Tuesday, August 11, 2009
Martian Knock-Offs: The Incredible Hulk
So you're asking yourself, what would I have in common with a muscle-bound simpleton like the Hulk? Well you see, this big gray lug first popped up back in 1962, but he didn't exactly make a splash. Been there. By then I'm sure folks had their fill of Frankenstein types. I went with "alien visitor," which wasn't so fresh by '55. Klaatu barada nikto, and all that. But y'know, in the second issue of Hulk's book, he turned from gray to green. Even though his series was canceled with issue six, that emerald hue I know so well has that certain something that can nab a guy steady work as a back-up. Heck, he actually split Tales to Astonish with Sub-Mariner, the way I timeshared House of Mystery with good ol' Robby Reed. Eventually, Hulk took over the entire magazine. My house became infested with anthology horror, but them's the breaks. Hulk become a well-known but only partially respected fixture of the Marvel Universe, his title perpetually on the verge of cancellation for twenty years. I know exactly what that's-- waitaminute! That could've been me! Hulk steal Manhunter dream life! Martian smash!

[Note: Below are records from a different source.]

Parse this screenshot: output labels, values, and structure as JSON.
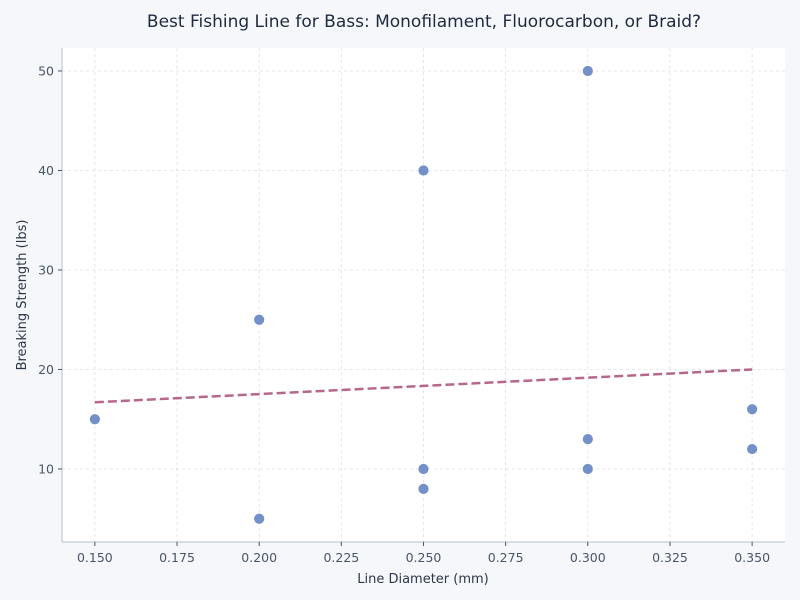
{
  "chart_data": {
    "type": "scatter",
    "title": "Best Fishing Line for Bass: Monofilament, Fluorocarbon, or Braid?",
    "xlabel": "Line Diameter (mm)",
    "ylabel": "Breaking Strength (lbs)",
    "xlim": [
      0.14,
      0.36
    ],
    "ylim": [
      2.66,
      52.31
    ],
    "x_ticks": [
      0.15,
      0.175,
      0.2,
      0.225,
      0.25,
      0.275,
      0.3,
      0.325,
      0.35
    ],
    "x_tick_labels": [
      "0.150",
      "0.175",
      "0.200",
      "0.225",
      "0.250",
      "0.275",
      "0.300",
      "0.325",
      "0.350"
    ],
    "y_ticks": [
      10,
      20,
      30,
      40,
      50
    ],
    "y_tick_labels": [
      "10",
      "20",
      "30",
      "40",
      "50"
    ],
    "grid": true,
    "legend": null,
    "series": [
      {
        "name": "Fishing lines",
        "type": "scatter",
        "color": "#7390c8",
        "points": [
          {
            "x": 0.15,
            "y": 15
          },
          {
            "x": 0.2,
            "y": 25
          },
          {
            "x": 0.2,
            "y": 5
          },
          {
            "x": 0.25,
            "y": 40
          },
          {
            "x": 0.25,
            "y": 10
          },
          {
            "x": 0.25,
            "y": 8
          },
          {
            "x": 0.3,
            "y": 50
          },
          {
            "x": 0.3,
            "y": 13
          },
          {
            "x": 0.3,
            "y": 10
          },
          {
            "x": 0.35,
            "y": 16
          },
          {
            "x": 0.35,
            "y": 12
          }
        ]
      },
      {
        "name": "Trend line",
        "type": "line",
        "style": "dashed",
        "color": "#b5688c",
        "points": [
          {
            "x": 0.15,
            "y": 16.7
          },
          {
            "x": 0.35,
            "y": 20.0
          }
        ]
      }
    ]
  }
}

My main problem with the Hulk though is that nine times out of ten, a kid points to one of my action figures, and goes "look, it's the Hulk!" Sure I've bulked up over the years, and the Hulk's had a pronounced brow at times, but you'd think my complete and total lack of hair might tweak the little buggers' puny ape brains something was amiss! Complimentary colors aside, this is why I never, ever wear purple. Hey-- kid... cape. Word to your mother. Your young are morons, human.